Naast zo’n verhaal lijken onze klachten over het Nederlandse systeem onbenullig. En het is waar: er gaat ongelofelijk veel goed in ons land. En toch is er een belangrijke overeenkomst. Protocollen en modellen zijn goed als back-up, maar niet als leidraad. De vraag is altijd: wat lijkt in deze situatie de meest gepaste handelswijze? Wat is er voorhanden, wel of niet in het protocol omschreven, dat nú ingezet kan worden? Zien we geen aanwijzingen over het hoofd? Wat heeft échte prioriteit? De verhalen van Khama Rogo en Barbara en Mark doen een appél op het gezonde verstand, op persoonlijke betrokkenheid. Op een niet-mechanische manier van behandelen: je bent niet het protocol, als behandelaar kun je je nooit absoluut verlaten op het protocol, net zo min als dat je je als patiënt kunt verlaten op je positie van patiënt, waarin je niets meer zou kunnen. Je bent er zelf altijd bij. Je bent mens, in wat voor omstandigheid je ook verkeert, aan welke kant van gezondheid, van de aandoening je ook staat.

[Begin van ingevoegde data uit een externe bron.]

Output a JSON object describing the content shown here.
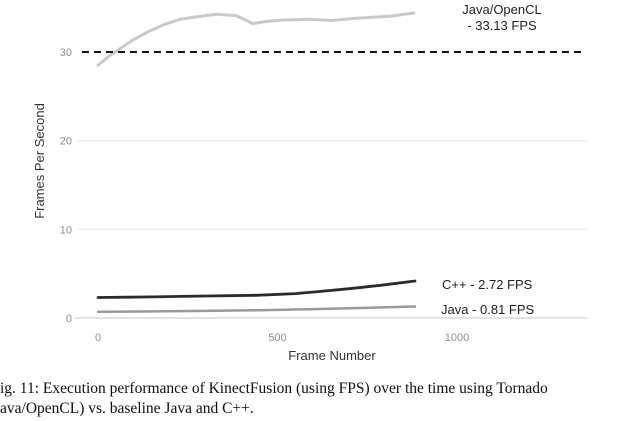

Dit is wat de kern van Inspire2Live is: je bijdrage leveren als mens, als onderzoeker, als arts, als patiënt, als burger. Je niet laten weerhouden door wat toevallig is afgesproken of wat goed uitkomt, maar verder willen kijken. Het leven willen zien. Het léven.

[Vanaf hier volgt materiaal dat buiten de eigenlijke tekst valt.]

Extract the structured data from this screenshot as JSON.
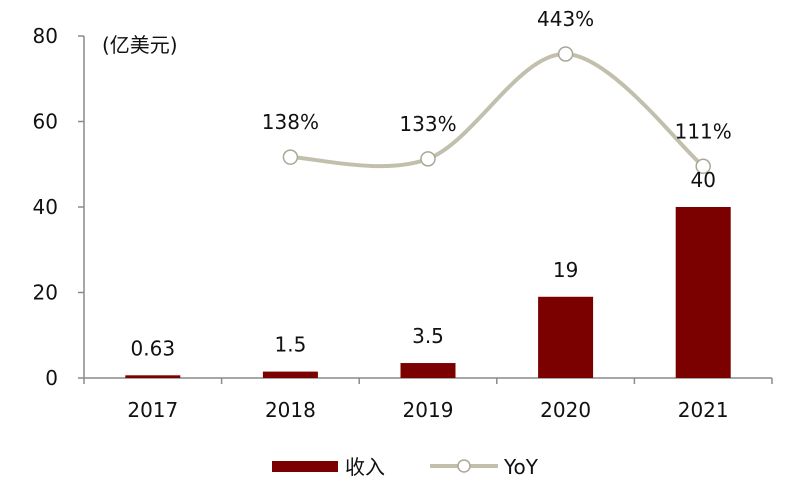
{
  "chart_data": {
    "type": "bar",
    "unit_label": "(亿美元)",
    "categories": [
      "2017",
      "2018",
      "2019",
      "2020",
      "2021"
    ],
    "ylim": [
      0,
      80
    ],
    "yticks": [
      "0",
      "20",
      "40",
      "60",
      "80"
    ],
    "series": [
      {
        "name": "收入",
        "kind": "bar",
        "color": "#7b0000",
        "values": [
          0.63,
          1.5,
          3.5,
          19,
          40
        ],
        "labels": [
          "0.63",
          "1.5",
          "3.5",
          "19",
          "40"
        ]
      },
      {
        "name": "YoY",
        "kind": "line",
        "color": "#c2c0ad",
        "values": [
          null,
          1.38,
          1.33,
          4.43,
          1.11
        ],
        "labels": [
          "",
          "138%",
          "133%",
          "443%",
          "111%"
        ]
      }
    ],
    "legend_position": "bottom",
    "grid": false
  }
}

De dag na de ontmoeting met Barbara en Mark kauw ik op de rare positie waarin ik kwam. Ik snap plots veel beter waarom sommigen het gewoon niet willen hebben over hun verdriet, wist niet dat ik ook momenten zou hebben dat ik dat ongemakkelijk zou vinden. Net als met kanker: wie het heeft is in zijn of haar verwerking en beleving meestal veel verder dan anderen die er minder direct mee te maken hebben. En toch: ik ben blij dat ze ze zich gemeld hebben. Het maakte me er van bewust dat ook ík nog lééf.
Wat me treft in je verhaal is hoe je dat schakelen beleefde – van ‘hè, waar hebben ze het over’ naar meebewegen en dan een oprecht antwoord geven, dat je je opgewekt voelt vandaag. Het vraagt in dit soort ontmoetingen met ongemak over en weer dus vooral om afstemmen, en oprechtheid. Dat is de voorwaarde voor echt contact.